According to information available from the Johannesburg Stock Exchange (JSE), the Group's internal selling price inflation was recorded at 4.7%, a decline from the 7.3% inflation rate reported for the full FY24 year.
The performance of Pick n Pay SA Supermarkets is a key turnaround indicator. There was a notable improvement in like-for-like sales growth to 2.0% for the period, a development from the -0.4% recorded in the second half of FY24. Company-owned supermarkets, previously underperforming, saw like-for-like sales rise from -0.5% to 3.6%, signaling progress in the turnaround plan.
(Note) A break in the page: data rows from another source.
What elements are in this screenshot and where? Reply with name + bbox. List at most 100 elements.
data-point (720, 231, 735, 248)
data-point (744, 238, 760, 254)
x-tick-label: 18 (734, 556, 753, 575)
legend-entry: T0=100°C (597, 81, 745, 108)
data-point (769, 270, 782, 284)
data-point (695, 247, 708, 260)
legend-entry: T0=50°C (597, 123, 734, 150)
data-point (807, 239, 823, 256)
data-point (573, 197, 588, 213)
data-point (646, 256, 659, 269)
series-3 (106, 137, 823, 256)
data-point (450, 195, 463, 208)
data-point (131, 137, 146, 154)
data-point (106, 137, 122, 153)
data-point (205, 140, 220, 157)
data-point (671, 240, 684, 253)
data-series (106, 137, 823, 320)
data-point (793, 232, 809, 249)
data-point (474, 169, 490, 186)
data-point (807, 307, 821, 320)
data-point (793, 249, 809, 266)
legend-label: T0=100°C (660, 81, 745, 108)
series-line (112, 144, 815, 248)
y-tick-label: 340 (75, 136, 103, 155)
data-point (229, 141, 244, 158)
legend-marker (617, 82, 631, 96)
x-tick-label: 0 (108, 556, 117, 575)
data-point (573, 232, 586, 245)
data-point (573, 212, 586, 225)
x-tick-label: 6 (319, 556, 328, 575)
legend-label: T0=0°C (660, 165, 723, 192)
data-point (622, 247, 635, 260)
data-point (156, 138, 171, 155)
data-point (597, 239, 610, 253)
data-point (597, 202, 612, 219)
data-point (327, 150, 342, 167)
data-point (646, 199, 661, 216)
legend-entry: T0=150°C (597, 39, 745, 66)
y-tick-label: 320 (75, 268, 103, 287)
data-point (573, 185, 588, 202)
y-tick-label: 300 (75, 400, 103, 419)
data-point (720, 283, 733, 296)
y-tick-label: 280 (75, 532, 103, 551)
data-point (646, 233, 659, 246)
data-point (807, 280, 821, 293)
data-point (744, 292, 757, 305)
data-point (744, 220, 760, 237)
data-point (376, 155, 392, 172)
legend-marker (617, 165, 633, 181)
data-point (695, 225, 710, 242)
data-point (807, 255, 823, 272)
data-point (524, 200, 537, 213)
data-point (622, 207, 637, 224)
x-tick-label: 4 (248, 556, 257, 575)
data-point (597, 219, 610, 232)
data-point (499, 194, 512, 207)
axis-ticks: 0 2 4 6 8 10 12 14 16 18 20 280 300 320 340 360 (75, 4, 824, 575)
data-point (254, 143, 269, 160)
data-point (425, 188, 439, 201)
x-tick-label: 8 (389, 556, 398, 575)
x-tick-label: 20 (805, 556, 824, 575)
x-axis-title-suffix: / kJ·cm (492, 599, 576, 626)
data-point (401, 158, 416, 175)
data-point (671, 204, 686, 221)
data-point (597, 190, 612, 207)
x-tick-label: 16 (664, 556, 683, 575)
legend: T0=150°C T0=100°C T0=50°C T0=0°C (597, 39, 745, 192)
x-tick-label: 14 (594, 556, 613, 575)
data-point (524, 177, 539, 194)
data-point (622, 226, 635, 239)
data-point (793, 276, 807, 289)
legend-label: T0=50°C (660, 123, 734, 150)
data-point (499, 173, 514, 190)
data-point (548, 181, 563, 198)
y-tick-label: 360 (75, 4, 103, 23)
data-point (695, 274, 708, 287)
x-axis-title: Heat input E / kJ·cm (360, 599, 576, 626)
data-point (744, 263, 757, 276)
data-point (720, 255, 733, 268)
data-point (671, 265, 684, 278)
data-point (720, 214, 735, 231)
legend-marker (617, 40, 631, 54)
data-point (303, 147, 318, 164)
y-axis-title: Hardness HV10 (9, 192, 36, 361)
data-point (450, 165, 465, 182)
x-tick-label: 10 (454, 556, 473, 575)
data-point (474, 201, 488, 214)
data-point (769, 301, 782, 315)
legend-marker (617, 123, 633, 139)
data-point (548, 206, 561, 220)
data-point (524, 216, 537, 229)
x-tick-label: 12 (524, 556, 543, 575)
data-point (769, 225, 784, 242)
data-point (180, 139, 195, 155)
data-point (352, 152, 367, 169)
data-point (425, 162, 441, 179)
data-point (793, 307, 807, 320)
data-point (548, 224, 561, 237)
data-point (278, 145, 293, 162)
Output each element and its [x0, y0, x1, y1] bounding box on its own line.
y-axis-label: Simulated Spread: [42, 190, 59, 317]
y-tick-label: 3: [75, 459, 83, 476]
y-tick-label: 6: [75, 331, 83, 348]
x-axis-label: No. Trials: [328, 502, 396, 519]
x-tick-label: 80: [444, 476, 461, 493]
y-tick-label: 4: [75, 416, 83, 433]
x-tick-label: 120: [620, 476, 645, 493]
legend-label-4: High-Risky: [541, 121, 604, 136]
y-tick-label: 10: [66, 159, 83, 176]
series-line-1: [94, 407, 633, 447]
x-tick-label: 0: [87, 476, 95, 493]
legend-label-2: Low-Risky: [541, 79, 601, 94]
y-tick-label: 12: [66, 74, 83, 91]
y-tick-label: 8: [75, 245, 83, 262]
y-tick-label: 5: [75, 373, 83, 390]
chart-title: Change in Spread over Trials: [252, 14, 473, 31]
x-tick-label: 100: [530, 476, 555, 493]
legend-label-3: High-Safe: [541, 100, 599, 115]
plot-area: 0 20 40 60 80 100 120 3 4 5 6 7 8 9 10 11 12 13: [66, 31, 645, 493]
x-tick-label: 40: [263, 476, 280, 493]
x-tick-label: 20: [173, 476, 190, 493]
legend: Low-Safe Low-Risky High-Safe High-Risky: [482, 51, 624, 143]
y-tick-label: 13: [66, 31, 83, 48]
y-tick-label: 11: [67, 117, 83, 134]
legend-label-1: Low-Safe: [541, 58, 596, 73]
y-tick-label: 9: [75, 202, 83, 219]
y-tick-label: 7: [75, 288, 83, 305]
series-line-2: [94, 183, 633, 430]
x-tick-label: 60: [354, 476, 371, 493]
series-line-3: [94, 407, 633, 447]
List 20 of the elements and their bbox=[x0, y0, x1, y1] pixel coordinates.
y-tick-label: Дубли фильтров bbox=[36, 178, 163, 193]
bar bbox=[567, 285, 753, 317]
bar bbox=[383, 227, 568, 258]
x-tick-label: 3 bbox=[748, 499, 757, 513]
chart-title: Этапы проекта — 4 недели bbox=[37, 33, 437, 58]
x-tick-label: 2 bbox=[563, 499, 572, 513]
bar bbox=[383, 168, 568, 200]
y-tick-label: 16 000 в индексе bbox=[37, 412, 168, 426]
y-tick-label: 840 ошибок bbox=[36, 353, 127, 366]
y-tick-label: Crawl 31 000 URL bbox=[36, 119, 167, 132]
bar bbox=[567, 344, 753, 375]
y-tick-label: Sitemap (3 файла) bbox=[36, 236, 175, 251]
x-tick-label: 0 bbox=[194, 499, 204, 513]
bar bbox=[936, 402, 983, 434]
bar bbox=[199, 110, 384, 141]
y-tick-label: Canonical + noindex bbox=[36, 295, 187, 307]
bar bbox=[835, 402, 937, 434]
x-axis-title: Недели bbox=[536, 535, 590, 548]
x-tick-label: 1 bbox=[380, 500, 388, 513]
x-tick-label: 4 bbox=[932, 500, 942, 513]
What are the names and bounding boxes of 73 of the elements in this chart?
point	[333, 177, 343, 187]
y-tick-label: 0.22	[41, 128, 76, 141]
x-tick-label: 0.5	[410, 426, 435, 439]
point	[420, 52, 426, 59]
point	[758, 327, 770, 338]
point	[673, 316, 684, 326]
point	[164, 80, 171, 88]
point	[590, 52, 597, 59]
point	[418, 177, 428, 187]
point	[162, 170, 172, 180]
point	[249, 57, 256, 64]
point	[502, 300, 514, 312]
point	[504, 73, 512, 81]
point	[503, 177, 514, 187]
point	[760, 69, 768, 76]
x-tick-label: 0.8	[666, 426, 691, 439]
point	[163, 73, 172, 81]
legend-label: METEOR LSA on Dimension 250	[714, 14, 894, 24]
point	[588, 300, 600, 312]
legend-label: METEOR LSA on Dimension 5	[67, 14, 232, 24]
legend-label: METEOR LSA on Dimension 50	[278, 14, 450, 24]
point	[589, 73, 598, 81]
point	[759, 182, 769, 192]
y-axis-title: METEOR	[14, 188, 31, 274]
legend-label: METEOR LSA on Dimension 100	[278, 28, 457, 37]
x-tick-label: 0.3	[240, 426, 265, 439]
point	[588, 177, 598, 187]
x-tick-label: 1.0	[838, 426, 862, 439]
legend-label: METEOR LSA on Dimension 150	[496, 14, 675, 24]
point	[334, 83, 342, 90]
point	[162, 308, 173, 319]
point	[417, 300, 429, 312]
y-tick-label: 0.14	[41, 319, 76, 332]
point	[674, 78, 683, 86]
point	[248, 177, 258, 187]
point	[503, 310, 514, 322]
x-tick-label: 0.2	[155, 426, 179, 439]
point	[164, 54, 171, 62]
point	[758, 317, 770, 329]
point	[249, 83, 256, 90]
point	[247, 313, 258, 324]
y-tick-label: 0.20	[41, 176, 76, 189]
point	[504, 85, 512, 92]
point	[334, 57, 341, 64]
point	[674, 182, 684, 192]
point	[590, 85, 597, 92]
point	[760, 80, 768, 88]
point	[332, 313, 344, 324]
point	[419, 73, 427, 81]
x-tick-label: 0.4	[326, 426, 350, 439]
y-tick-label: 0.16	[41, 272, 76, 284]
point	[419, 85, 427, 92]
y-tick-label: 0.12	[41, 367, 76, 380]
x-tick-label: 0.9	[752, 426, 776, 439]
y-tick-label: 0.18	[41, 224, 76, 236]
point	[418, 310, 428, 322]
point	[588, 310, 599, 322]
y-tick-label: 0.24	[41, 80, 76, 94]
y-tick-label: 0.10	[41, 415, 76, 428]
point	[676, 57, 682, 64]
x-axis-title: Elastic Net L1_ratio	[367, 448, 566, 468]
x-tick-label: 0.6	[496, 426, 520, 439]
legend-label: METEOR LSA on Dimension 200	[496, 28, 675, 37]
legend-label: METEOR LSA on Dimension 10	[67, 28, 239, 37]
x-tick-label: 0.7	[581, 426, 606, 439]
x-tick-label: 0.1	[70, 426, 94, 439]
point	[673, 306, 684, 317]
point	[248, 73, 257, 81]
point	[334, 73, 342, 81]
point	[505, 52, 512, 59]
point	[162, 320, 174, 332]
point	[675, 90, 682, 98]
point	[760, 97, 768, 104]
However, the Group's trading statement indicates a challenging outlook for earnings. Earnings per share (EPS), headline earnings per share (HEPS), and comparable HEPS for the first half of FY25 are anticipated to decrease by more than 20% compared to the first half of FY24. This aligns with CEO Sean Summers' earlier warnings about potential short-term declines before improvements take hold.
The Boxer segment is expected to show positive year-on-year trading profit growth, but the Pick n Pay segment's trading profit is predicted to decline. Overall, Group trading profit for the first half of FY25 is expected to decrease year-on-year. The Group cites several factors impacting profitability, including increased promotional activity leading to a decline in gross profit margin and higher bank finance costs.
Despite the forecasted earnings decline for the first half, the Group remains optimistic about achieving a meaningful improvement in full-year FY25 profit before tax and capital items. This optimism is based on anticipated Boxer trading profit growth, a reduced full-year trading loss for the Pick n Pay segment, and decreased interest charges in the second half of FY25 due to the recapitalization program.
Pick n Pay's balance sheet has been strengthened following a R4 billion rights offer. The Group's capital expenditure for FY25 remains within expectations, with well-managed inventory levels in both the Pick n Pay and Boxer segments. The planned initial public offering (IPO) of the Boxer business, part of the recapitalization strategy, remains on track. The Group's financial results for the first half of FY25 are expected to be released on October 28, 2024.